Regarding our patient’s apparent migratory cyst, previous reports of migratory synovial cysts have shown migration to the erector spinae as well as between spinous processes5,6). In our case, cyst migration is likely an occult phenomenon because the synovial cyst is apparently occurring at two distinct levels. Our hypothesis is that the patient had initial trauma that induced first hemorrhagic synovial cyst at L1-2 level on left extending to L2-3 epidural level which resolved and had another trauma on work duty that induced completely different hemorrhagic synovial cyst at the level below at L3-4 on right. This is both consistent with the MRI finding of new posterior ligamentous injury as well as the patient developing new symptoms of worsened right leg pain and right quadriceps weakness during the intervening three months.
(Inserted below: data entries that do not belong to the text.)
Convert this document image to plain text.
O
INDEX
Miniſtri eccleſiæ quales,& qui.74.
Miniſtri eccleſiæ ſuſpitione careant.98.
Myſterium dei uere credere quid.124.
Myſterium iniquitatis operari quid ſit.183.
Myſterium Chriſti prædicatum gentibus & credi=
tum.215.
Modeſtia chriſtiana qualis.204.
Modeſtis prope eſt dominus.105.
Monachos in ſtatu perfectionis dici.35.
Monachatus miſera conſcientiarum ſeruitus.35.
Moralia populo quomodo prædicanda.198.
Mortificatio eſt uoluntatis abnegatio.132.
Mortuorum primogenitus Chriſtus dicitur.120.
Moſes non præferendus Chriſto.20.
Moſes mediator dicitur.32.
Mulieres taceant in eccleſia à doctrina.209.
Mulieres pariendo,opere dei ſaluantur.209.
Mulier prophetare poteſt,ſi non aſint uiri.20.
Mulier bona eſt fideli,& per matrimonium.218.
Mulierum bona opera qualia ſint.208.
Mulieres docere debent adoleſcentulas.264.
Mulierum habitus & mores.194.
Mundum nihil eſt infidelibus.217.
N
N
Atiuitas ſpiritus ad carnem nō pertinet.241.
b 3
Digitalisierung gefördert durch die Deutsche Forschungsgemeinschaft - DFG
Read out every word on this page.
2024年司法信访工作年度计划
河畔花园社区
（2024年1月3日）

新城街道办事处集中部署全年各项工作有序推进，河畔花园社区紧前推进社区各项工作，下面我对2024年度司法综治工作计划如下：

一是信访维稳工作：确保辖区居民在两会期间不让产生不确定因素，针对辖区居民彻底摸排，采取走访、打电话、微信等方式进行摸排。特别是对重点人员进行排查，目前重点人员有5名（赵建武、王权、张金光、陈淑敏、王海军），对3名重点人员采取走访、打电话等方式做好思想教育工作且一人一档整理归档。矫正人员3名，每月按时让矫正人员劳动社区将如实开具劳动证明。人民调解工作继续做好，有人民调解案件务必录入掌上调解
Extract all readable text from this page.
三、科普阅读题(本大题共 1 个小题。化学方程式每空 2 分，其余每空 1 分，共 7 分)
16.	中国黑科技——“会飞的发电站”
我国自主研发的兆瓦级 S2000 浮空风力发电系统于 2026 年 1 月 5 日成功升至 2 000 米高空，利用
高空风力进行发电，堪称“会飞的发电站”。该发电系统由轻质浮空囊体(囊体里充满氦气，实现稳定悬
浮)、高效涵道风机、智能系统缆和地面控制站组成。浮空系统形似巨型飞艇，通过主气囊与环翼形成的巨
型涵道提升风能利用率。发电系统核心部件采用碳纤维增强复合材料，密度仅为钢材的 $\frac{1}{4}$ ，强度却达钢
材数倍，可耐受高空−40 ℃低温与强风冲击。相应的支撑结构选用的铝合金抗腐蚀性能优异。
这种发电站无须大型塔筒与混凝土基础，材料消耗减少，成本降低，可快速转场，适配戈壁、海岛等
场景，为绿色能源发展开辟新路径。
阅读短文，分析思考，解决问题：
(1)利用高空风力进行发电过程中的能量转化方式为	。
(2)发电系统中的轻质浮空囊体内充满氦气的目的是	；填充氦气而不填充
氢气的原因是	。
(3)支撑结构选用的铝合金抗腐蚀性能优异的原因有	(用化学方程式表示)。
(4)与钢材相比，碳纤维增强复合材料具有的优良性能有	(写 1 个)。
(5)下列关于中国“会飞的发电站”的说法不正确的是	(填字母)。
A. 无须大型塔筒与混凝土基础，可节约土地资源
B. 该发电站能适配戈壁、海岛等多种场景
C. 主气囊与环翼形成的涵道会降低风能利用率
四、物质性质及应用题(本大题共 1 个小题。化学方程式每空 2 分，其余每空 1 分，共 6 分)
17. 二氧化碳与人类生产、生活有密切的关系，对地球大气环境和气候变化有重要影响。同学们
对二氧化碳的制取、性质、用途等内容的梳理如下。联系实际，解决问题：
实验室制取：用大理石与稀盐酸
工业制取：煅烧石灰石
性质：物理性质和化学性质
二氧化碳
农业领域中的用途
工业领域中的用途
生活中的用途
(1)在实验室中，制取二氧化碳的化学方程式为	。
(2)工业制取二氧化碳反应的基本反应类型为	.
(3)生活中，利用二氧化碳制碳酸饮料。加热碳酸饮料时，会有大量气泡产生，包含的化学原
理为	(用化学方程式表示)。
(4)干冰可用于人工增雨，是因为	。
Unlike in our case, true synovial cyst migration around a facet, under the epidural space, or into the erector spinae muscle, is likely to involve mechanical as well as chemical mechanisms. An inflammatory process in or near the cyst may cause an increase in the proteolytic enzymatic activity of the cystic fluid. Synovial fluid contains metalloproteases, hyaluronidase, and other enzymes capable of digesting through tissue, giving it the capability to create new pathways through which it propagates via gravity and pressure-related mechanisms46). This migration of inflammatory, enzymatic cystic fluid may be involved with the spontaneous hemorrhage observed as vascular structures exposed are vulnerable to digestion. Previous reports have hypothesized that anti-inflammatories such as NSAIDs may play a role in regression of synovial cysts47). This certainly could be the case for our patient’s spontaneous resolution of the cyst at L2-3 as he was primarily taking NSAIDs to cope with his low back pain. The role of migration in hemorrhagic transformation remains unclear. With increasing use of MRI, it is likely more cases with repeated imaging will capture previously unseen migration.
CONCLUSION
Lumbar synovial cysts are an increasingly common finding on MR imaging in both symptomatic and asymptomatic populations. Trauma may play a role in their formation and a higher index of suspicion may be warranted in males with active occupations. While the majority of synovial cysts can be observed, acute worsening or change in symptoms may herald either a hemorrhagic transformation or migration to a different level. Patients should be counseled regarding these rare possibilities. As our case demonstrates, repeated MRI imaging is worthwhile. Surgical decompression with cyst excision remains the treatment of choice. In patients with associated pars defect or spondylolisthesis, lumbar decompression with resection of cysts may not be enough to reduce back pain symptoms warranting concurrent fusion or pars repair for better symptomatic relief.
CONFLICTS OF INTEREST
All authors have no financial support or relationships that may pose a conflict of interest to disclose for this work.